The Cycle Of Searching

Let’s take a flashback trip to the fall of 1998.

The number of college applications departing from my mailbox is barely exceeded by the number coming in. I spend hours in front of my computer, tying up the phone line with my then-typical dial-up Internet connection, as I pour over admissions figures and examine pictures of dorm rooms along the east coast.

Four acceptance letters and a couple hundred dollars later, I made a decision. In the interest of financial aid, the next phase of life will be spent at my safety school.

Now let’s fast-forward six years later.

My degree from my safety school served me well—mostly as a ticket to grad school. (Word to the wise: attending a university that doesn’t offer your major of choice has its drawbacks.) I’ve experienced flashbacks to my senior year of high school frequently over the past weeks. As graduation and the master’s degree that accompanies it draw near, my search begins anew.

This time, it’s for a job.

I’ve found that little has changed. I scour the Internet for job listings using my now-archaic dial-up connection. (I’m a grad student. I have to cut corners somewhere.) Instead of struggling to compose the perfect essay for a school that won’t admit me, I analyze my cover letter and resume. Is this attention-grabbing enough? Have I clearly illustrated my experience? Am I doing this right?

On my nightstand, What Color is Your Parachute? has replaced U.S. News & World Report America’s Best Colleges.
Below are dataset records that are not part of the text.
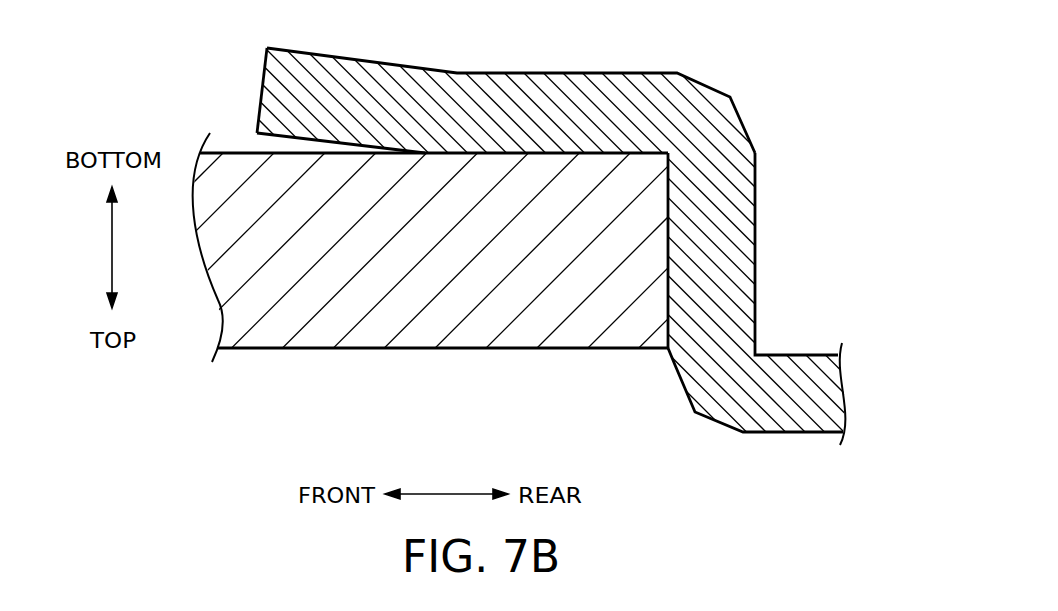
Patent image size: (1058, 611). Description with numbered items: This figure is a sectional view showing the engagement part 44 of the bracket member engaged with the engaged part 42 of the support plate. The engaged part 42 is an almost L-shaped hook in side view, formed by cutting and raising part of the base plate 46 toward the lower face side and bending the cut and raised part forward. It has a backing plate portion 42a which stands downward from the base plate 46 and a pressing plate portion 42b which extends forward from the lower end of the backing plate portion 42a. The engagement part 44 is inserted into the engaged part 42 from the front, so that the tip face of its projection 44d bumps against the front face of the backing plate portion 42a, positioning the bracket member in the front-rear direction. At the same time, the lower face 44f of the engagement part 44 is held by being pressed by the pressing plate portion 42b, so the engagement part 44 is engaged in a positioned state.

The engaged part 42 is at (630, 62).
The backing plate portion 42a is at (735, 297).
The pressing plate portion 42b is at (400, 95).
The engagement part 44 is at (265, 363).
The projection 44d is at (670, 248).
The lower face 44f is at (532, 152).
The base plate 46 is at (788, 447).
Now I jot my thoughts and scheme for my future in coffee shops—befitting the struggling writer I am—instead of during the Ecology lecture I should be minding.

There is one big difference: this time, there’s no “safety.”
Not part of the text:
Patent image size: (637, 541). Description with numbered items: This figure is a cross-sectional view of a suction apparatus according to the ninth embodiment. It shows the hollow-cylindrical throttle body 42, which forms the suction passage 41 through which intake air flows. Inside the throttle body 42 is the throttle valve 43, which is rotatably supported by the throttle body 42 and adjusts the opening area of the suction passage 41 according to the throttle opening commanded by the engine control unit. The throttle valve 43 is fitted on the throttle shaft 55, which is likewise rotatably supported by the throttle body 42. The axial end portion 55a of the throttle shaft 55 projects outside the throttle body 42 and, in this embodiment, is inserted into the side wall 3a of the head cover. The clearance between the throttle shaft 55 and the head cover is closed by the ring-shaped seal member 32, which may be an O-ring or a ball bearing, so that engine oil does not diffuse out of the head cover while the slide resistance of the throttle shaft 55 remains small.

That fact could become nerve-wracking, if I let it. I am, after all, your typical type A, anal-retentive control freak. I suppose that’s another important difference. As I endure another life-changing search, I realize God’s in control.

I wasn’t so confident in his provision six years ago. But as I’ve followed Him and established a relationship with Him over the past five years, I’ve gotten to know a God who cares about the intimate details of my life. His promises can be difficult to cling to as I blanket the country with resumes and pray for interviews. I don’t want to become a full-time employee at one of the coffee shops I frequent; I’d rather put my (too expensive!) degree to use. But I take comfort in knowing that God has met my greatest need through Jesus Christ. Why then should I think He’s too small to provide for my day-to-day concerns?

Even as I flash back to the application process of years past, I find myself singing a comforting reminder from Derek Webb: “You can’t plan the ends and not plan the means.” That reflection on Scripture is dead on. I praise God regularly that I’m not singing the next line: “So I suppose I just need some peace just to get me to sleep.”

For once, I’m already living in it.

“Trust in the Lord with all your heart and lean not on your own understanding; in all your ways acknowledge him, and he will make your paths straight” (Proverbs 3:5-6).

[Carla Jean Whitley’s daydreams are still filled with an entry-level position in editing—or writing—or publishing. But she takes comfort in knowing full-time Starbucks employees walk away with a free pound of coffee each week.]